Aku menikmatinya. Selalu.
Selalu membiarkan diriku jatuh cinta dengan rambut Doramu, dengan perasaaan aneh ketika diam-diam kau menyentuh tanganku, dengan rasa bangga ketika akhirnya aku berani memelukmu untuk pertama kalinya, dengan cara kikukmu mengusap rambutku dan dengan obrolan panjang kita di tempat rahasia.
Aku suka ketika Jogja mendadak berubah jadi warna pink keunguan. Ketika tiba-tiba Jogja jadi slow motion. Aku jadi punya waktu lebih lama untuk memperhatikan lekuk wajahmu, menebak isi kepalamu, dan bisa memutuskan secara yakin, bahwa aku jatuh cinta padamu.

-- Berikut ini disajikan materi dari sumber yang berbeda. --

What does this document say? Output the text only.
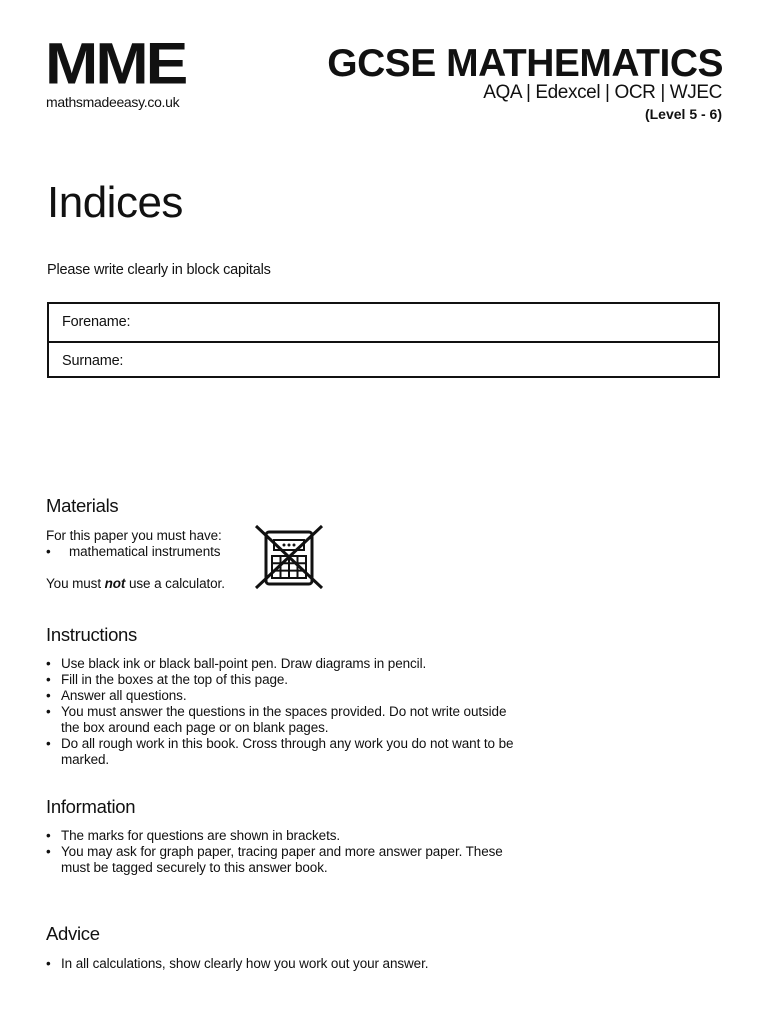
MME
mathsmadeeasy.co.uk
GCSE MATHEMATICS
AQA | Edexcel | OCR | WJEC
(Level 5 - 6)
Indices
Please write clearly in block capitals
Forename:
Surname:
Materials
For this paper you must have:
• mathematical instruments
You must not use a calculator.
Instructions
• Use black ink or black ball-point pen. Draw diagrams in pencil.
• Fill in the boxes at the top of this page.
• Answer all questions.
• You must answer the questions in the spaces provided. Do not write outside the box around each page or on blank pages.
• Do all rough work in this book. Cross through any work you do not want to be marked.
Information
• The marks for questions are shown in brackets.
• You may ask for graph paper, tracing paper and more answer paper. These must be tagged securely to this answer book.
Advice
• In all calculations, show clearly how you work out your answer.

Tentu, aku sadar betul bahwa jatuh cinta di Jogja sangat membuatku bisa jadi tak waras. Bisa kembali lagi merasakan brengseknya kehilangan karena kau akhirnya kembali ke rumahmu, merasakan remuk dan sakitnya melihat kau ke Jakal dengan orang lain dan merasakan kacaunya perasaan karena lagi-lagi aku gagal menjalin hubungan yang serius.
“Tiba-tiba perasaanku berubah ke kamu. Aku nggak tau kenapa. Jadi maaf.” Katamu.
Percayalah, aku akan selalu siap mendengar kata-kata itu darimu. Aku tak akan mendebatmu. Aku cuma akan diam sambil terus merawat ingatan bahwa aku mencintaimu, meski cuma di Jogja.
Dan ya, sungguh menyenangkan jatuh cinta di Jogja. Sungguh menyenangkan punya berbagai varian perasaan tak wajar –yang akan selalu kusyukuri dengan khidmat dan bijaksana.
So, aku akan terus berharap bisa jatuh cinta setiap hari di Jogja. Bisa kembali menumpahkan perasaanku ke kamu di pertemuan paling sunyi, meski dengan sembunyi-sembunyi.
Oh ya, maaf untuk kentang goreng yang membuatmu kesal ya. Dan maaf juga, aku kentang.